On Wednesday, MTN reported a 7.7% rise in revenue for its South African operation, for the year ended December 2011, to R38.6 billion rand – due to strong growth in data revenue, which was up 27.7% (excluding SMSes).
Data, including SMS, now accounts for 21.4% of revenue in SA – up from 19% in 2010, and 14.8% in 2009. Data excluding SMS accounts for 12% of revenue, it said.
When asked what its capex for SA was expected to be in 2012, Pienaar said: “It’s the amount of capex we can get into the ground and the speed at which we can do it. It’s never as fast we would like, but we are ahead of the hump.
“All we are worried about now is spectrum. This growth (data) we can handle still, we are not hitting headroom.”
The total group capital expenditure guidance for 2012 is R24.401 billion.
The MD said that the group’s ambition was to “see everybody have a data connection” by 2020. “The challenge of this though, is that this growth is faster than we expected.

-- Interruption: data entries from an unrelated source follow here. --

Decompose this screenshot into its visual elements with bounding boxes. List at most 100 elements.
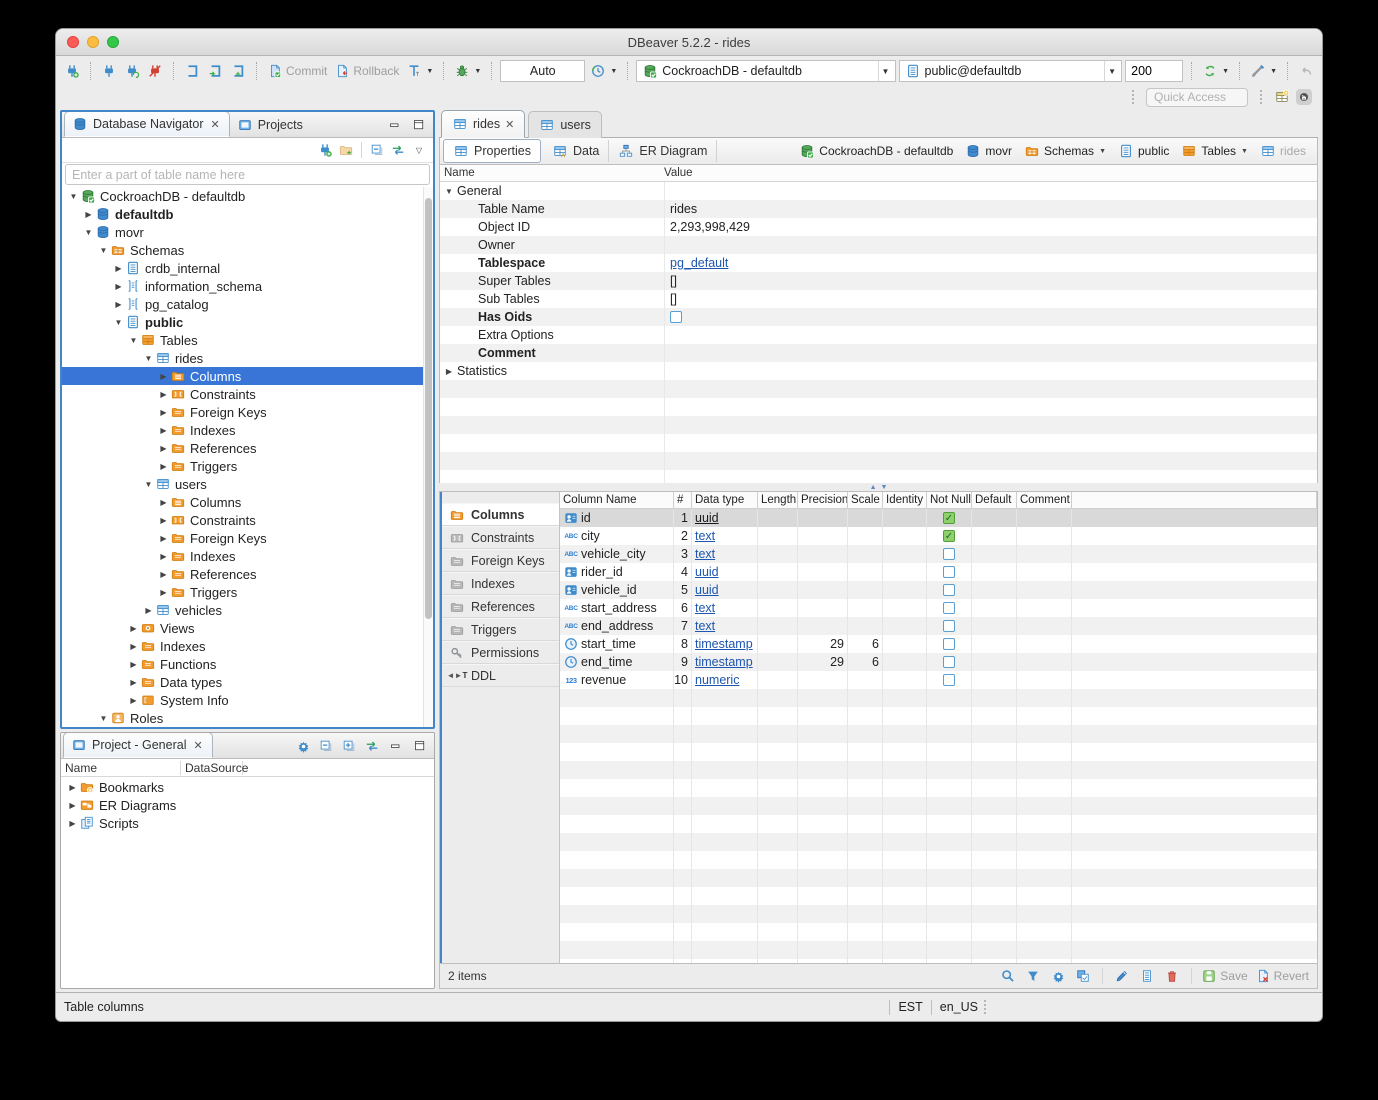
collapsed-arrow-icon[interactable]: ▶ (112, 282, 125, 291)
property-row-statistics[interactable]: ▶Statistics (440, 362, 1317, 380)
collapsed-arrow-icon[interactable]: ▶ (112, 300, 125, 309)
tree-item-references[interactable]: ▶References (62, 439, 433, 457)
property-row-table-name[interactable]: Table Namerides (440, 200, 1317, 218)
property-row-general[interactable]: ▼General (440, 182, 1317, 200)
collapsed-arrow-icon[interactable]: ▶ (157, 570, 170, 579)
detail-tab-triggers[interactable]: Triggers (442, 618, 559, 641)
collapsed-arrow-icon[interactable]: ▶ (112, 264, 125, 273)
tree-item-foreign-keys[interactable]: ▶Foreign Keys (62, 529, 433, 547)
tree-item-triggers[interactable]: ▶Triggers (62, 457, 433, 475)
swap-icon[interactable] (390, 142, 406, 158)
grid-header-precision[interactable]: Precision (798, 492, 848, 508)
tab-database-navigator[interactable]: Database Navigator ✕ (64, 111, 230, 137)
minimize-panel-icon[interactable] (387, 117, 403, 133)
property-row-tablespace[interactable]: Tablespacepg_default (440, 254, 1317, 272)
tree-item-indexes[interactable]: ▶Indexes (62, 547, 433, 565)
not-null-checkbox[interactable] (943, 638, 955, 650)
column-header-name[interactable]: Name (61, 761, 181, 775)
tab-projects[interactable]: Projects (230, 113, 312, 137)
table-filter-input[interactable] (65, 164, 430, 185)
collapsed-arrow-icon[interactable]: ▶ (157, 444, 170, 453)
tree-item-indexes[interactable]: ▶Indexes (62, 637, 433, 655)
folder-add-icon[interactable] (338, 142, 354, 158)
tree-item-cockroachdb-defaultdb[interactable]: ▼CockroachDB - defaultdb (62, 187, 433, 205)
fetch-size-input[interactable] (1125, 60, 1183, 82)
column-row-end_address[interactable]: ABCend_address7text (560, 617, 1317, 635)
tree-item-vehicles[interactable]: ▶vehicles (62, 601, 433, 619)
not-null-checkbox[interactable]: ✓ (943, 512, 955, 524)
view-tab-properties[interactable]: Properties (443, 139, 541, 163)
minimize-panel-icon[interactable] (388, 738, 404, 754)
tree-item-defaultdb[interactable]: ▶defaultdb (62, 205, 433, 223)
not-null-checkbox[interactable] (943, 602, 955, 614)
collapsed-arrow-icon[interactable]: ▶ (157, 534, 170, 543)
chevron-down-icon[interactable]: ▼ (1104, 61, 1119, 81)
rollback-button[interactable]: Rollback (332, 62, 401, 80)
table-plus-icon[interactable] (1274, 89, 1290, 105)
connection-combo[interactable]: CockroachDB - defaultdb ▼ (636, 60, 895, 82)
columns-list-icon[interactable] (1139, 968, 1155, 984)
bug-button[interactable]: ▼ (452, 62, 483, 80)
collapsed-arrow-icon[interactable]: ▶ (66, 801, 79, 810)
grid-header-data-type[interactable]: Data type (692, 492, 758, 508)
tablespace-link[interactable]: pg_default (670, 256, 728, 270)
tree-item-constraints[interactable]: ▶Constraints (62, 385, 433, 403)
maximize-panel-icon[interactable] (411, 117, 427, 133)
collapsed-arrow-icon[interactable]: ▶ (127, 696, 140, 705)
plug-refresh-button[interactable] (122, 62, 142, 80)
expanded-arrow-icon[interactable]: ▼ (82, 228, 95, 237)
collapsed-arrow-icon[interactable]: ▶ (157, 390, 170, 399)
column-row-city[interactable]: ABCcity2text✓ (560, 527, 1317, 545)
tree-item-information-schema[interactable]: ▶information_schema (62, 277, 433, 295)
column-row-start_address[interactable]: ABCstart_address6text (560, 599, 1317, 617)
tree-item-roles[interactable]: ▼Roles (62, 709, 433, 727)
tree-item-triggers[interactable]: ▶Triggers (62, 583, 433, 601)
not-null-checkbox[interactable] (943, 584, 955, 596)
tree-item-references[interactable]: ▶References (62, 565, 433, 583)
plug-button[interactable] (99, 62, 119, 80)
view-tab-data[interactable]: Data (543, 140, 609, 162)
tree-item-schemas[interactable]: ▼Schemas (62, 241, 433, 259)
paint-button[interactable]: ▼ (1248, 62, 1279, 80)
not-null-checkbox[interactable] (943, 674, 955, 686)
detail-tab-foreign-keys[interactable]: Foreign Keys (442, 549, 559, 572)
data-type-link[interactable]: text (695, 619, 715, 633)
tree-item-rides[interactable]: ▼rides (62, 349, 433, 367)
grid-header-not-null[interactable]: Not Null (927, 492, 972, 508)
property-row-object-id[interactable]: Object ID2,293,998,429 (440, 218, 1317, 236)
detail-tab-indexes[interactable]: Indexes (442, 572, 559, 595)
save-button[interactable]: Save (1201, 968, 1247, 984)
close-window-button[interactable] (67, 36, 79, 48)
colors-icon[interactable] (1075, 968, 1091, 984)
grid-header-identity[interactable]: Identity (883, 492, 927, 508)
property-row-sub-tables[interactable]: Sub Tables[] (440, 290, 1317, 308)
txn-filter-button[interactable]: ▼ (404, 62, 435, 80)
expanded-arrow-icon[interactable]: ▼ (443, 187, 455, 196)
tree-scrollbar[interactable] (423, 187, 433, 727)
sql-editor-open-button[interactable] (228, 62, 248, 80)
collapsed-arrow-icon[interactable]: ▶ (157, 408, 170, 417)
tree-item-public[interactable]: ▼public (62, 313, 433, 331)
gear-icon[interactable] (295, 738, 311, 754)
collapsed-arrow-icon[interactable]: ▶ (82, 210, 95, 219)
chevron-down-icon[interactable]: ▼ (878, 61, 893, 81)
tree-item-views[interactable]: ▶Views (62, 619, 433, 637)
data-type-link[interactable]: numeric (695, 673, 739, 687)
collapsed-arrow-icon[interactable]: ▶ (157, 552, 170, 561)
expanded-arrow-icon[interactable]: ▼ (97, 714, 110, 723)
collapsed-arrow-icon[interactable]: ▶ (127, 660, 140, 669)
collapsed-arrow-icon[interactable]: ▶ (66, 819, 79, 828)
transaction-history-button[interactable]: ▼ (588, 62, 619, 80)
property-row-extra-options[interactable]: Extra Options (440, 326, 1317, 344)
plug-add-icon[interactable] (317, 142, 333, 158)
refresh-button[interactable]: ▼ (1200, 62, 1231, 80)
horizontal-splitter[interactable]: ▲▼ (439, 483, 1318, 491)
breadcrumb-tables[interactable]: Tables▼ (1181, 143, 1248, 159)
scrollbar-thumb[interactable] (425, 198, 432, 619)
tree-item-movr[interactable]: ▼movr (62, 223, 433, 241)
collapsed-arrow-icon[interactable]: ▶ (443, 367, 455, 376)
tree-item-columns[interactable]: ▶Columns (62, 493, 433, 511)
tree-item-foreign-keys[interactable]: ▶Foreign Keys (62, 403, 433, 421)
pencil-icon[interactable] (1114, 968, 1130, 984)
expanded-arrow-icon[interactable]: ▼ (97, 246, 110, 255)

“The one thing that is limiting us now is spectrum. We are the most efficient utilizers of spectrum, by far, in the country. The problem now with the growth is that more spectrum is needed. If it gets withheld, or the rules are not well-defined, then you have a problem,” Pienaar said.
The Independent Communications Authority of South Africa (Icasa) announced on March 5, 2012, that it had postponed the licensing of high demand spectrum until further notice.
“I need clarity on how we are going to get more spectrum. I don’t need spectrum immediately – because I don’t want to provide cheaper, better quality faster services to customers today, too aggressively, if I can’t be assured that there is more coming,” Pienaar said.
“Spectrum is the most critical decision of this industry, and you need to make sure that you consider all. If you look at the ITA (invitation to apply), basically the people that were delivering to the people that need the spectrum the most, the people that make the biggest impact with spectrum to all the people of South Africa were excluded.
“Its atrocious, there is no other word for it; it’s just atrocious that they just got the pot wrong like this.”
He was critical of the time-frame in which the process has been conducted and described it as “a bit of a rushed job”.
Pienaar also questioned the watchdog’s methodology and allocation process.
“It’s a market of big players, that’s the nature of telecoms, it’s a scale business. It will cost me 1/10th to roll out LTE, than it would for someone rolling it out from scratch. There is no business model to roll out from scratch.”
He continued, saying that ‘scatiffying’ the spectrum – giving it to new players – would make it irrelevant, as it would not reach enough users.
“The point is, there is enough competition. We’ve got basically five operators, the competition is there. We are saying ‘guys (regulators), change the rules.’”
Pienaar said that MTN continues to roll-out more LTE sites. “We just need clarity.” He added that the group could roll-out immediately.
“It would irresponsible of us to go commercially, ‘we can re-farm that spectrum’. I can do the first year’s capacity – it just needs interim relief. Give the operators that are delivering interim relief, while [the regulators] are defining the long term,” Pienaar pleaded.